Support For Death Penalty At 10-Year High In CT
HARTFORD, CT (AP / WCBS 880) - Support for Connecticut’s death penalty has reached its highest point in more than a decade, and even some who generally oppose capital punishment say it’s appropriate for a man convicted in the 2007 deadly Cheshire home invasion, according to a new poll.
Quinnipiac University’s poll, released Wednesday, found 65 percent of those surveyed support the death penalty. That’s up from 61 percent two years ago, and the highest number since the year 2000.
It comes as Steven Hayes faces sentencing this month after being convicted of murder, rape and other charges for his part in the 2007 deaths of Jennifer Hawke-Petit and her daughters, Hayley and Michaela.
Prosecutors are asking jurors to send him to death row.
Dr. William Petit, the lone survivor of the attack that killed his family and burned down his home, has been a vocal supporter of the death penalty. He wants it imposed against Hayes and co-defendant Joshua Komisarjevsky, who awaits trial.
The Quinnipiac poll results show many Connecticut voters share Petit’s view about Hayes, whose attorney plans to ask jurors to impose life in prison without parole.
The pollsters did not ask specifically about voters’ views on Komisarjevsky’s fate if he is convicted, though they found 98 percent of those surveyed had read about the case.
Three of every four people surveyed favored the death penalty for Hayes, with 18 percent against it and 6 percent undecided. Men were slightly more likely to support it than women.

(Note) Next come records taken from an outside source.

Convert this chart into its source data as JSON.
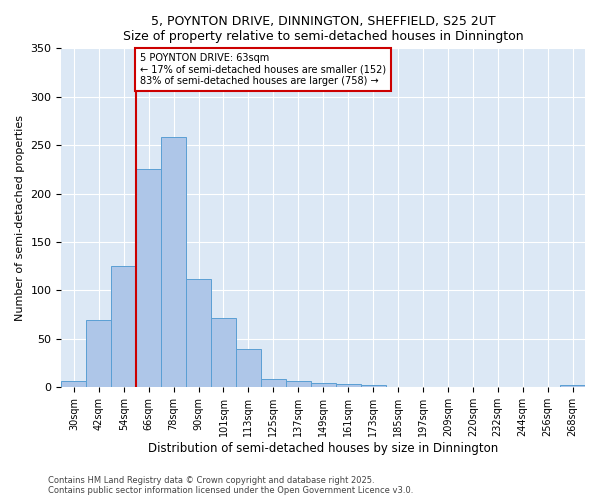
{
  "title": "5, POYNTON DRIVE, DINNINGTON, SHEFFIELD, S25 2UT",
  "subtitle": "Size of property relative to semi-detached houses in Dinnington",
  "xlabel": "Distribution of semi-detached houses by size in Dinnington",
  "ylabel": "Number of semi-detached properties",
  "categories": [
    "30sqm",
    "42sqm",
    "54sqm",
    "66sqm",
    "78sqm",
    "90sqm",
    "101sqm",
    "113sqm",
    "125sqm",
    "137sqm",
    "149sqm",
    "161sqm",
    "173sqm",
    "185sqm",
    "197sqm",
    "209sqm",
    "220sqm",
    "232sqm",
    "244sqm",
    "256sqm",
    "268sqm"
  ],
  "values": [
    7,
    70,
    125,
    225,
    258,
    112,
    72,
    40,
    9,
    7,
    5,
    3,
    2,
    0,
    0,
    0,
    0,
    0,
    0,
    0,
    2
  ],
  "bar_color": "#aec6e8",
  "bar_edge_color": "#5a9fd4",
  "vline_color": "#cc0000",
  "vline_x_index": 3,
  "annotation_title": "5 POYNTON DRIVE: 63sqm",
  "annotation_line2": "← 17% of semi-detached houses are smaller (152)",
  "annotation_line3": "83% of semi-detached houses are larger (758) →",
  "annotation_box_color": "#cc0000",
  "ylim": [
    0,
    350
  ],
  "yticks": [
    0,
    50,
    100,
    150,
    200,
    250,
    300,
    350
  ],
  "bg_color": "#dce8f5",
  "footnote1": "Contains HM Land Registry data © Crown copyright and database right 2025.",
  "footnote2": "Contains public sector information licensed under the Open Government Licence v3.0."
}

There are 10 inmates on death row in Connecticut, though one awaits a new trial based on legal questions over whether a baby was born dead or alive after he killed its mother.

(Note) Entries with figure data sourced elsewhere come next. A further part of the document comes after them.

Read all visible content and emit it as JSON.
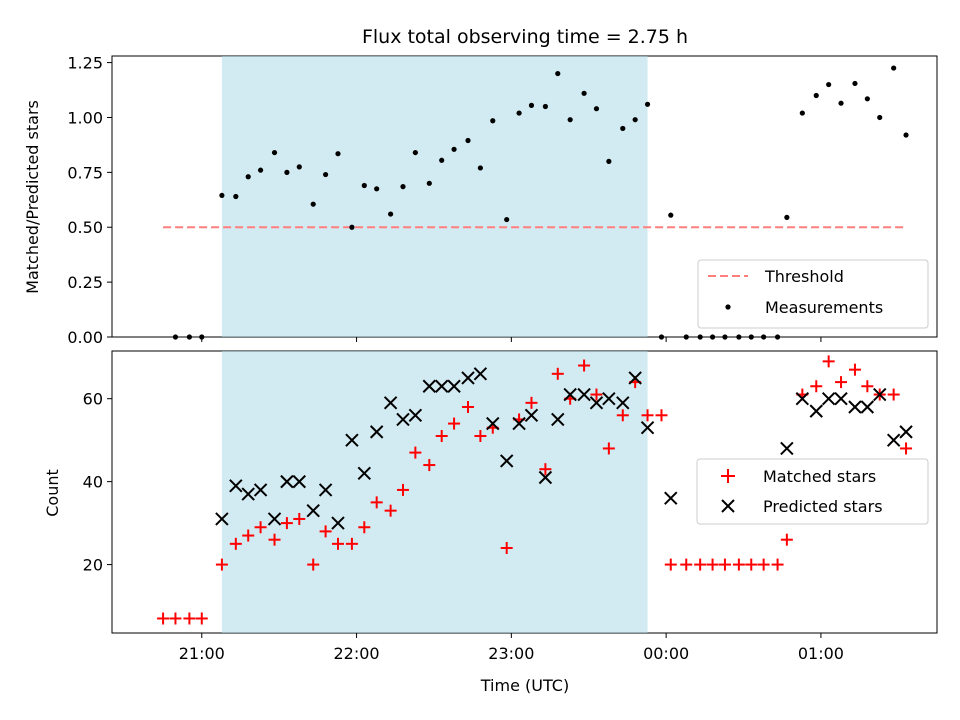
{
  "chart_data": [
    {
      "type": "scatter",
      "title": "Flux total observing time = 2.75 h",
      "xlabel": "",
      "ylabel": "Matched/Predicted stars",
      "ylim": [
        0,
        1.28
      ],
      "yticks": [
        "0.00",
        "0.25",
        "0.50",
        "0.75",
        "1.00",
        "1.25"
      ],
      "ytick_values": [
        0,
        0.25,
        0.5,
        0.75,
        1.0,
        1.25
      ],
      "shaded_x_range_hours": [
        21.13,
        23.88
      ],
      "shade_color": "#add8e6",
      "threshold": {
        "name": "Threshold",
        "value": 0.5,
        "x_range_hours": [
          20.75,
          25.55
        ],
        "color": "#ff7f7f"
      },
      "series": [
        {
          "name": "Measurements",
          "marker": "dot",
          "color": "#000000",
          "points": [
            [
              20.83,
              0
            ],
            [
              20.92,
              0
            ],
            [
              21.0,
              0
            ],
            [
              21.13,
              0.645
            ],
            [
              21.22,
              0.64
            ],
            [
              21.3,
              0.73
            ],
            [
              21.38,
              0.76
            ],
            [
              21.47,
              0.84
            ],
            [
              21.55,
              0.75
            ],
            [
              21.63,
              0.775
            ],
            [
              21.72,
              0.605
            ],
            [
              21.8,
              0.74
            ],
            [
              21.88,
              0.835
            ],
            [
              21.97,
              0.5
            ],
            [
              22.05,
              0.69
            ],
            [
              22.13,
              0.675
            ],
            [
              22.22,
              0.56
            ],
            [
              22.3,
              0.685
            ],
            [
              22.38,
              0.84
            ],
            [
              22.47,
              0.7
            ],
            [
              22.55,
              0.805
            ],
            [
              22.63,
              0.855
            ],
            [
              22.72,
              0.895
            ],
            [
              22.8,
              0.77
            ],
            [
              22.88,
              0.985
            ],
            [
              22.97,
              0.535
            ],
            [
              23.05,
              1.02
            ],
            [
              23.13,
              1.055
            ],
            [
              23.22,
              1.05
            ],
            [
              23.3,
              1.2
            ],
            [
              23.38,
              0.99
            ],
            [
              23.47,
              1.11
            ],
            [
              23.55,
              1.04
            ],
            [
              23.63,
              0.8
            ],
            [
              23.72,
              0.95
            ],
            [
              23.8,
              0.99
            ],
            [
              23.88,
              1.06
            ],
            [
              23.97,
              0
            ],
            [
              24.03,
              0.555
            ],
            [
              24.13,
              0
            ],
            [
              24.22,
              0
            ],
            [
              24.3,
              0
            ],
            [
              24.38,
              0
            ],
            [
              24.47,
              0
            ],
            [
              24.55,
              0
            ],
            [
              24.63,
              0
            ],
            [
              24.72,
              0
            ],
            [
              24.78,
              0.545
            ],
            [
              24.88,
              1.02
            ],
            [
              24.97,
              1.1
            ],
            [
              25.05,
              1.15
            ],
            [
              25.13,
              1.065
            ],
            [
              25.22,
              1.155
            ],
            [
              25.3,
              1.085
            ],
            [
              25.38,
              1.0
            ],
            [
              25.47,
              1.225
            ],
            [
              25.55,
              0.92
            ]
          ]
        }
      ],
      "legend": {
        "position": "lower-right",
        "entries": [
          "Threshold",
          "Measurements"
        ]
      }
    },
    {
      "type": "scatter",
      "title": "",
      "xlabel": "Time (UTC)",
      "ylabel": "Count",
      "ylim": [
        3.5,
        71.5
      ],
      "yticks": [
        "20",
        "40",
        "60"
      ],
      "ytick_values": [
        20,
        40,
        60
      ],
      "xlim_hours": [
        20.42,
        25.75
      ],
      "xticks": [
        "21:00",
        "22:00",
        "23:00",
        "00:00",
        "01:00"
      ],
      "xtick_values_hours": [
        21,
        22,
        23,
        24,
        25
      ],
      "shaded_x_range_hours": [
        21.13,
        23.88
      ],
      "shade_color": "#add8e6",
      "series": [
        {
          "name": "Matched stars",
          "marker": "plus",
          "color": "#ff0000",
          "points": [
            [
              20.75,
              7
            ],
            [
              20.83,
              7
            ],
            [
              20.92,
              7
            ],
            [
              21.0,
              7
            ],
            [
              21.13,
              20
            ],
            [
              21.22,
              25
            ],
            [
              21.3,
              27
            ],
            [
              21.38,
              29
            ],
            [
              21.47,
              26
            ],
            [
              21.55,
              30
            ],
            [
              21.63,
              31
            ],
            [
              21.72,
              20
            ],
            [
              21.8,
              28
            ],
            [
              21.88,
              25
            ],
            [
              21.97,
              25
            ],
            [
              22.05,
              29
            ],
            [
              22.13,
              35
            ],
            [
              22.22,
              33
            ],
            [
              22.3,
              38
            ],
            [
              22.38,
              47
            ],
            [
              22.47,
              44
            ],
            [
              22.55,
              51
            ],
            [
              22.63,
              54
            ],
            [
              22.72,
              58
            ],
            [
              22.8,
              51
            ],
            [
              22.88,
              53
            ],
            [
              22.97,
              24
            ],
            [
              23.05,
              55
            ],
            [
              23.13,
              59
            ],
            [
              23.22,
              43
            ],
            [
              23.3,
              66
            ],
            [
              23.38,
              60
            ],
            [
              23.47,
              68
            ],
            [
              23.55,
              61
            ],
            [
              23.63,
              48
            ],
            [
              23.72,
              56
            ],
            [
              23.8,
              64
            ],
            [
              23.88,
              56
            ],
            [
              23.97,
              56
            ],
            [
              24.03,
              20
            ],
            [
              24.13,
              20
            ],
            [
              24.22,
              20
            ],
            [
              24.3,
              20
            ],
            [
              24.38,
              20
            ],
            [
              24.47,
              20
            ],
            [
              24.55,
              20
            ],
            [
              24.63,
              20
            ],
            [
              24.72,
              20
            ],
            [
              24.78,
              26
            ],
            [
              24.88,
              61
            ],
            [
              24.97,
              63
            ],
            [
              25.05,
              69
            ],
            [
              25.13,
              64
            ],
            [
              25.22,
              67
            ],
            [
              25.3,
              63
            ],
            [
              25.38,
              61
            ],
            [
              25.47,
              61
            ],
            [
              25.55,
              48
            ]
          ]
        },
        {
          "name": "Predicted stars",
          "marker": "x",
          "color": "#000000",
          "points": [
            [
              21.13,
              31
            ],
            [
              21.22,
              39
            ],
            [
              21.3,
              37
            ],
            [
              21.38,
              38
            ],
            [
              21.47,
              31
            ],
            [
              21.55,
              40
            ],
            [
              21.63,
              40
            ],
            [
              21.72,
              33
            ],
            [
              21.8,
              38
            ],
            [
              21.88,
              30
            ],
            [
              21.97,
              50
            ],
            [
              22.05,
              42
            ],
            [
              22.13,
              52
            ],
            [
              22.22,
              59
            ],
            [
              22.3,
              55
            ],
            [
              22.38,
              56
            ],
            [
              22.47,
              63
            ],
            [
              22.55,
              63
            ],
            [
              22.63,
              63
            ],
            [
              22.72,
              65
            ],
            [
              22.8,
              66
            ],
            [
              22.88,
              54
            ],
            [
              22.97,
              45
            ],
            [
              23.05,
              54
            ],
            [
              23.13,
              56
            ],
            [
              23.22,
              41
            ],
            [
              23.3,
              55
            ],
            [
              23.38,
              61
            ],
            [
              23.47,
              61
            ],
            [
              23.55,
              59
            ],
            [
              23.63,
              60
            ],
            [
              23.72,
              59
            ],
            [
              23.8,
              65
            ],
            [
              23.88,
              53
            ],
            [
              24.03,
              36
            ],
            [
              24.78,
              48
            ],
            [
              24.88,
              60
            ],
            [
              24.97,
              57
            ],
            [
              25.05,
              60
            ],
            [
              25.13,
              60
            ],
            [
              25.22,
              58
            ],
            [
              25.3,
              58
            ],
            [
              25.38,
              61
            ],
            [
              25.47,
              50
            ],
            [
              25.55,
              52
            ]
          ]
        }
      ],
      "legend": {
        "position": "center-right",
        "entries": [
          "Matched stars",
          "Predicted stars"
        ]
      }
    }
  ]
}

The last person executed in Connecticut was serial killer Michael Ross in 2005.
The General Assembly approved a ban in 2009 on imposing the death penalty for future convictions – which would have included Hayes – but not retroactively for death row inmates, whose cases are in various stages of appeals.
Gov. M. Jodi Rell vetoed the ban, saying the state cannot tolerate people who commit particularly heinous murders.

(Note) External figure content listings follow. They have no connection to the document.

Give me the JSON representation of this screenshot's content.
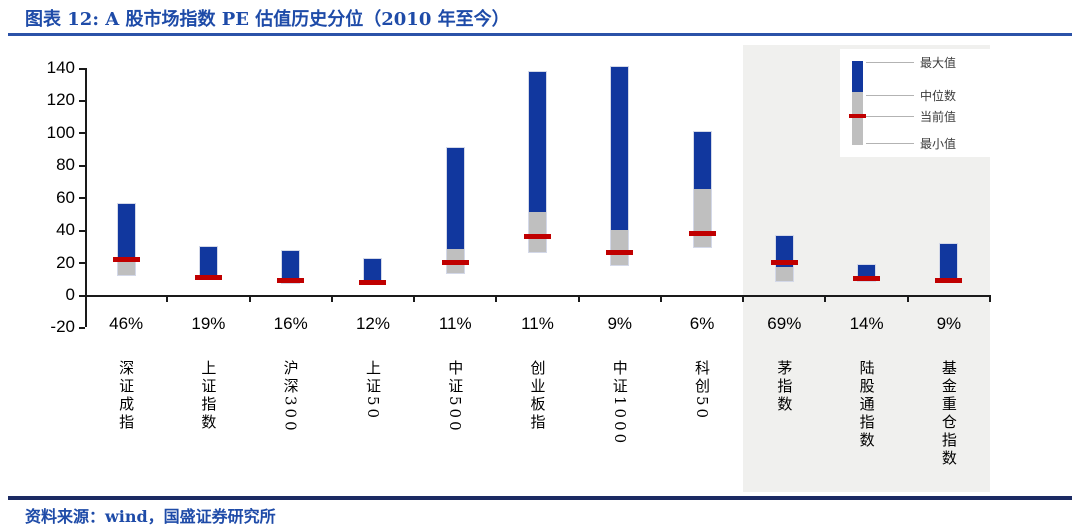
{
  "header": {
    "title": "图表 12: A 股市场指数 PE 估值历史分位（2010 年至今）"
  },
  "footer": {
    "source": "资料来源：wind，国盛证券研究所"
  },
  "chart_data": {
    "type": "bar",
    "subtype": "floating-range-bars-with-current-marker",
    "title": "A 股市场指数 PE 估值历史分位（2010 年至今）",
    "xlabel": "",
    "ylabel": "",
    "ylim": [
      -20,
      140
    ],
    "yticks": [
      140,
      120,
      100,
      80,
      60,
      40,
      20,
      0,
      -20
    ],
    "grid": false,
    "legend": {
      "position": "top-right",
      "items": [
        "最大值",
        "中位数",
        "当前值",
        "最小值"
      ]
    },
    "categories": [
      "深证成指",
      "上证指数",
      "沪深300",
      "上证50",
      "中证500",
      "创业板指",
      "中证1000",
      "科创50",
      "茅指数",
      "陆股通指数",
      "基金重仓指数"
    ],
    "percentile_labels": [
      "46%",
      "19%",
      "16%",
      "12%",
      "11%",
      "11%",
      "9%",
      "6%",
      "69%",
      "14%",
      "9%"
    ],
    "series": [
      {
        "name": "最大值",
        "values": [
          57,
          30,
          28,
          23,
          91,
          138,
          141,
          101,
          37,
          19,
          32
        ]
      },
      {
        "name": "中位数",
        "values": [
          23,
          12,
          11,
          10,
          29,
          52,
          41,
          66,
          18,
          12,
          11
        ]
      },
      {
        "name": "当前值",
        "values": [
          22,
          11,
          9,
          8,
          20,
          36,
          26,
          38,
          20,
          10,
          9
        ]
      },
      {
        "name": "最小值",
        "values": [
          12,
          9,
          7,
          6,
          13,
          26,
          18,
          29,
          8,
          8,
          8
        ]
      }
    ],
    "highlight_panel": {
      "from_index": 8,
      "to_index": 10,
      "categories": [
        "茅指数",
        "陆股通指数",
        "基金重仓指数"
      ]
    }
  },
  "colors": {
    "bar_blue": "#11379E",
    "bar_gray": "#BFBFBF",
    "current_red": "#C00000",
    "panel_gray": "#F0F0EE",
    "title_blue": "#1E4BA8",
    "rule_top": "#2B52A8",
    "rule_bottom": "#1B2A63",
    "axis": "#1A1A1A",
    "leader_line": "#B3B3B3"
  }
}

Connecticut hanged inmates until 1937, when it started using the electric chair. It switched to lethal injection in 1995.
The last inmate executed before Ross in 2005 was Joseph “Mad Dog” Taborsky in 1960. Taborsky was electrocuted for a string of robberies and killings that left six people dead over four weeks in late 1956 and early 1957.
Quinnipiac’s new poll was taken over five days starting Oct. 7, two days after Hayes was convicted in New Haven Superior Court. The survey included 1,721 registered Connecticut voters and has a margin of error of 2.4 percentage points in either direction.
Connecticut’s gubernatorial candidates have sparred over their stances on the death penalty, but the Quinnipiac poll found it did not matter much to voters.
Only 6 percent of those surveyed said they would base their vote for governor solely on the person’s position on the death penalty. Republican Tom Foley supports capital punishment; Democrat Dan Malloy opposes it.